I do not know why, but I did not seem to have any recollection of what happened to Grosely. I think he may have been arrested towards the end of a session, and his case may have come on again when we had all separated for holidays. I did not know if it was disposed of by the police court magistrate or whether it went up for trial. I had a sort of feeling that he was sentenced to a short term of imprisonment, six weeks perhaps, for his operations had been pretty extensive; but I knew that he had vanished from our midst and in a little while was thought of no more. It was strange to me that after all these years I should recollect so much of the incident so clearly. It was as though, turning over an album of old snapshots, I saw all at once the photographs of a scene I had quite forgotten.
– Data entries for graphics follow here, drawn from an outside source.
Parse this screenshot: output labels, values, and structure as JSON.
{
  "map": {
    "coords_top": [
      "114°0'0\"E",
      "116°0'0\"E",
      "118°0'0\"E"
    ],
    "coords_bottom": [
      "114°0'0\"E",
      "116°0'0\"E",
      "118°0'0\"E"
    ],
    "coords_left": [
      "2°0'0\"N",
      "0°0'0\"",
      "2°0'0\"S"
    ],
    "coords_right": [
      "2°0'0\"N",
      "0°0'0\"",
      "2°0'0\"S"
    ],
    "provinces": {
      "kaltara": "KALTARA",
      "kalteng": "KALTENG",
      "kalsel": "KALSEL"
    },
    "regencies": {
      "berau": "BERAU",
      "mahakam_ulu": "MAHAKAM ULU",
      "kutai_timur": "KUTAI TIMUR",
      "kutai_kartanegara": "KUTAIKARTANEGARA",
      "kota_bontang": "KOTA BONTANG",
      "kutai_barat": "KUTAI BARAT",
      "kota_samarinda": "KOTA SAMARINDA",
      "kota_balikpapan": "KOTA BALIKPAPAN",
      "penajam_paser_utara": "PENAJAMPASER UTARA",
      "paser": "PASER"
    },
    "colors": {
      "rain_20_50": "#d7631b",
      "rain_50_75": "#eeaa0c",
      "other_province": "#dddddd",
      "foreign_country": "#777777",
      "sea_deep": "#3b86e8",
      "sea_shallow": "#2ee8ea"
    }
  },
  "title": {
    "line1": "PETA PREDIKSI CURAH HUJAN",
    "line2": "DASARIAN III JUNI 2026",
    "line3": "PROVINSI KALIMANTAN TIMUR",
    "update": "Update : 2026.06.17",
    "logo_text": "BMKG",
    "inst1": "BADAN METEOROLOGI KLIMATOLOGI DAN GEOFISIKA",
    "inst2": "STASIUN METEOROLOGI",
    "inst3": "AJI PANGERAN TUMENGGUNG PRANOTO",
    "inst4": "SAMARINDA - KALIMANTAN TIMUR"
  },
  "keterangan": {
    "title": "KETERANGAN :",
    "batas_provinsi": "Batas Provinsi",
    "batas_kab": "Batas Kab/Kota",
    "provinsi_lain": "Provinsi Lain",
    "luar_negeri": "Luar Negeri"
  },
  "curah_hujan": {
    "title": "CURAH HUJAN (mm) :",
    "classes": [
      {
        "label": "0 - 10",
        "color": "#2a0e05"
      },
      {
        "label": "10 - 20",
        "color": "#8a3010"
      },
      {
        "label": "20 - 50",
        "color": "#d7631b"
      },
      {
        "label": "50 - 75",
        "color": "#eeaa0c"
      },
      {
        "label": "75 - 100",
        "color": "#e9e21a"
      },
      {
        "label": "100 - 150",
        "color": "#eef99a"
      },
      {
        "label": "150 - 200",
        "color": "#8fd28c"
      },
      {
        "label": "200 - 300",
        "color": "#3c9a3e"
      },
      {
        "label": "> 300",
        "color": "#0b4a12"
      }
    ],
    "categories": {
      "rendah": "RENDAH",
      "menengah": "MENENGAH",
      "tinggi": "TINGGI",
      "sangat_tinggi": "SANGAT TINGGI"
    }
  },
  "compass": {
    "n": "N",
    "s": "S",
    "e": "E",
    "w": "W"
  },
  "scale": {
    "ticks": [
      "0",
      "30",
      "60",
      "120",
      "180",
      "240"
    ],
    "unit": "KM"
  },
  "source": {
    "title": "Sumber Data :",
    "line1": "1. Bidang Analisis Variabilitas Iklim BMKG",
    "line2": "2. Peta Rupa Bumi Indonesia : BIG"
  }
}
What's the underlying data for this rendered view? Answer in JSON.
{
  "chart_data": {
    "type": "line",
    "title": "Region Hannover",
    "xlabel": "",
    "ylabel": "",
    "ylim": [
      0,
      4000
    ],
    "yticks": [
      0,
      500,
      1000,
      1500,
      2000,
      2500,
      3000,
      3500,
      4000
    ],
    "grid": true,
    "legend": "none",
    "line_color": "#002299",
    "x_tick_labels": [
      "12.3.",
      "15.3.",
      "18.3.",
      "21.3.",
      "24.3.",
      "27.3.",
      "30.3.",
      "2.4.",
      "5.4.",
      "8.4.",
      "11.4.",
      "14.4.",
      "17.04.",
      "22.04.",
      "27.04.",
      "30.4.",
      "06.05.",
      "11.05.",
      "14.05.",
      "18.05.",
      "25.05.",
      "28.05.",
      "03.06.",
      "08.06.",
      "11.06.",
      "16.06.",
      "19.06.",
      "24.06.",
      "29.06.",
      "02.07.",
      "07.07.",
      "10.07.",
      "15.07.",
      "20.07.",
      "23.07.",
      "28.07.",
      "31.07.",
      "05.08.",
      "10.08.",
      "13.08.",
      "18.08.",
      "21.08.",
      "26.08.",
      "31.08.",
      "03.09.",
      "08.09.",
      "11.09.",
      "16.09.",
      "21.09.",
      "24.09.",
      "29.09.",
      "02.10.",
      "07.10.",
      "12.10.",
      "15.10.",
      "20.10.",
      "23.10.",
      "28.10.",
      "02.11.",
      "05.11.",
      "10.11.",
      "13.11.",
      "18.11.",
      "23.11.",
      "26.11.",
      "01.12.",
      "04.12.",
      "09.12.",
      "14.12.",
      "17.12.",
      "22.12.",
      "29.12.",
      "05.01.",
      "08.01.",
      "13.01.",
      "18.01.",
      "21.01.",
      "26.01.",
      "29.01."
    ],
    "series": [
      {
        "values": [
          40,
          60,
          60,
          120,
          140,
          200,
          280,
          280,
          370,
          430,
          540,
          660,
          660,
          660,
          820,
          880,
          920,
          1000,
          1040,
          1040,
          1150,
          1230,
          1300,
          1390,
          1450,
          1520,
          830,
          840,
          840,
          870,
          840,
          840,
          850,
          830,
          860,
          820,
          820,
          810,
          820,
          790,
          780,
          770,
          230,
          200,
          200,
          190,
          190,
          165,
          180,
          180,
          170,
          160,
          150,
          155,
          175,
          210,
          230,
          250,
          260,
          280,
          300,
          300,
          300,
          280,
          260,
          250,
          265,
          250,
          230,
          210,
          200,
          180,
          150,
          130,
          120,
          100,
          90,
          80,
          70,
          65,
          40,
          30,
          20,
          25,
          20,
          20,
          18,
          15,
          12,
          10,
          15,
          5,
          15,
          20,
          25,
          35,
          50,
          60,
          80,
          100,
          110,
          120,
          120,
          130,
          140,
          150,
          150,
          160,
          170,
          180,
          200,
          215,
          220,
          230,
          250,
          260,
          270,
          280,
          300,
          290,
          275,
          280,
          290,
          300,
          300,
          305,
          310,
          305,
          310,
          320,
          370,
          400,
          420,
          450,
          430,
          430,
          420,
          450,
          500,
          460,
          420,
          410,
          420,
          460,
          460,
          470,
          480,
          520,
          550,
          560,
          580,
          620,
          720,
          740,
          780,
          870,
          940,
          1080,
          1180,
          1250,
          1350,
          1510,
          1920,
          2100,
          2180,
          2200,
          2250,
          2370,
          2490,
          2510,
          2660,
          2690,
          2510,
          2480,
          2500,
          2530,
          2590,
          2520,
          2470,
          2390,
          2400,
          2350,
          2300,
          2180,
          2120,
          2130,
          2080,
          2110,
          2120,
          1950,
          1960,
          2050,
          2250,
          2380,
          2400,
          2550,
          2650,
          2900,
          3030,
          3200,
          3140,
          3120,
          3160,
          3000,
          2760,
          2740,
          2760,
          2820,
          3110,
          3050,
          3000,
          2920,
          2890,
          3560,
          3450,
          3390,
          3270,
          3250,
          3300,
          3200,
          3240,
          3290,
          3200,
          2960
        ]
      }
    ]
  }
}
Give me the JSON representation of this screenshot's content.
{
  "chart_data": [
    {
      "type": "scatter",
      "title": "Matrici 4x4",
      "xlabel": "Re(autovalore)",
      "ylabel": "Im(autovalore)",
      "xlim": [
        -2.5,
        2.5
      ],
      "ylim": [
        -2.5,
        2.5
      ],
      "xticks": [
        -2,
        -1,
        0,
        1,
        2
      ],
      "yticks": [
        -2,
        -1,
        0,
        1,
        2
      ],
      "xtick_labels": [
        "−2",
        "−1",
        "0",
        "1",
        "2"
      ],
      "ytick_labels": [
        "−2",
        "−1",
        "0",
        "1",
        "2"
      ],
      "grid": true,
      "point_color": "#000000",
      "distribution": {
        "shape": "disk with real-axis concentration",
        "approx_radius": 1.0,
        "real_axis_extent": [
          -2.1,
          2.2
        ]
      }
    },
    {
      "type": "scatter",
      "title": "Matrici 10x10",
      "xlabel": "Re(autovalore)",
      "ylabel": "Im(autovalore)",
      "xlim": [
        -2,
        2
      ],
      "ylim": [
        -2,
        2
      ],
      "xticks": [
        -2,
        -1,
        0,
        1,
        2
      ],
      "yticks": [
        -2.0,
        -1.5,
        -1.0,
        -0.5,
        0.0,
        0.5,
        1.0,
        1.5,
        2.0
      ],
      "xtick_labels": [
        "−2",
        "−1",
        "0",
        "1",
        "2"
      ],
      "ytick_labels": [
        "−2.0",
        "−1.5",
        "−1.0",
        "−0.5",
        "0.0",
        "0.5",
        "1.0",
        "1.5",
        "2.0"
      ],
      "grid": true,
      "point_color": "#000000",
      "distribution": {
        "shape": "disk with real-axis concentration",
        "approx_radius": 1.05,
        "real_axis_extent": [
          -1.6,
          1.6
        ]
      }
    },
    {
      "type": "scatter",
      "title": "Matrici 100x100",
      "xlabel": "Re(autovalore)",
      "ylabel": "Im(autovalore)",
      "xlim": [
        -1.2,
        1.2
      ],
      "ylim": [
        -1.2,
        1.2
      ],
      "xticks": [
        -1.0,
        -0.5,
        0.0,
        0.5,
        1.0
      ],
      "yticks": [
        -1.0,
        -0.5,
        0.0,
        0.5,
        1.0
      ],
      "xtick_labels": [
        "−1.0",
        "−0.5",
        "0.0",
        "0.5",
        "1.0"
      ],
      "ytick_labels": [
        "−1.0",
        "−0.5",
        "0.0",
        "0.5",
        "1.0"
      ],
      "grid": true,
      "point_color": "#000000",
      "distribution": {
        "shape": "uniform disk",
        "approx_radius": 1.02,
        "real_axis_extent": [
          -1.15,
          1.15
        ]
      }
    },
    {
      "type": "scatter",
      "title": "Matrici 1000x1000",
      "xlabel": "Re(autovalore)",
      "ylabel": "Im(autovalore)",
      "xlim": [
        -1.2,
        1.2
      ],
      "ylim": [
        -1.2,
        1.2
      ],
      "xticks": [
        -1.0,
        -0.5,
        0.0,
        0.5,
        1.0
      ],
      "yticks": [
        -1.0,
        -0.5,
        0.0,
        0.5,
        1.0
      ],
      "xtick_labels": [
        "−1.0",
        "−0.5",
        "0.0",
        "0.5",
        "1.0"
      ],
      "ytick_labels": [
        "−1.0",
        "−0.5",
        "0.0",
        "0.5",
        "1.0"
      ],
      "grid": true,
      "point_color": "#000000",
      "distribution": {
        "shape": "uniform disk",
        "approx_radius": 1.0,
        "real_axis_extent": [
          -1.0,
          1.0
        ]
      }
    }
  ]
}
But of course in that gross elderly man with grey hair and mottled red face I should never have recognized the lanky pink-cheeked boy. He looked sixty, but I knew he must be much less than that. I wondered what he had done with himself in the intervening time. It did not look as though he had excessively prospered.

“What were you doing in China?” I asked him.

“I was a tide waiter.”

“Oh, were you?”

It is not a position of great importance, and I took care to keep out of my tone any note of surprise. The tide waiters are employees of the Chinese customs whose duty it is to board the ships and junks at the various treaty ports, and I think their chief business is to prevent opium smuggling. They are mostly retired A.B.’s from the Royal Navy and noncommissioned officers
who have finished their time. I have seen them come on board at various places up the Yangtze. They hobnob with the pilot and the engineer, but the skipper is a trifle curt with them. They learn to speak Chinese more fluently than most Europeans and often marry Chinese women.

“When I left England I swore I wouldn’t go back till I’d made my pile. And I never did. They were glad enough to get anyone to be a tide waiter in those days, any white man, I mean, and they didn’t ask questions. They didn’t care who you were. I was damned glad to get the job, I can tell you; I was about broke to the wide when they took me on. I only took it till I could get something better, but I stayed on; it suited me. I wanted to make money, and I found out that a tide waiter could make a packet if he knew the right way to go about. I was with the Chinese customs for the best part of twenty-five years, and when I came away I wouldn’t mind betting that lots of commissioners would have been glad to have the money I had.”

He gave me a sly, mean look. I had an inkling of what he meant. But there was a point on which I was willing to be reassured; if he was going to ask me for a hundred piastres (I was resigned to that sum now) I thought I might just as well take the blow at once.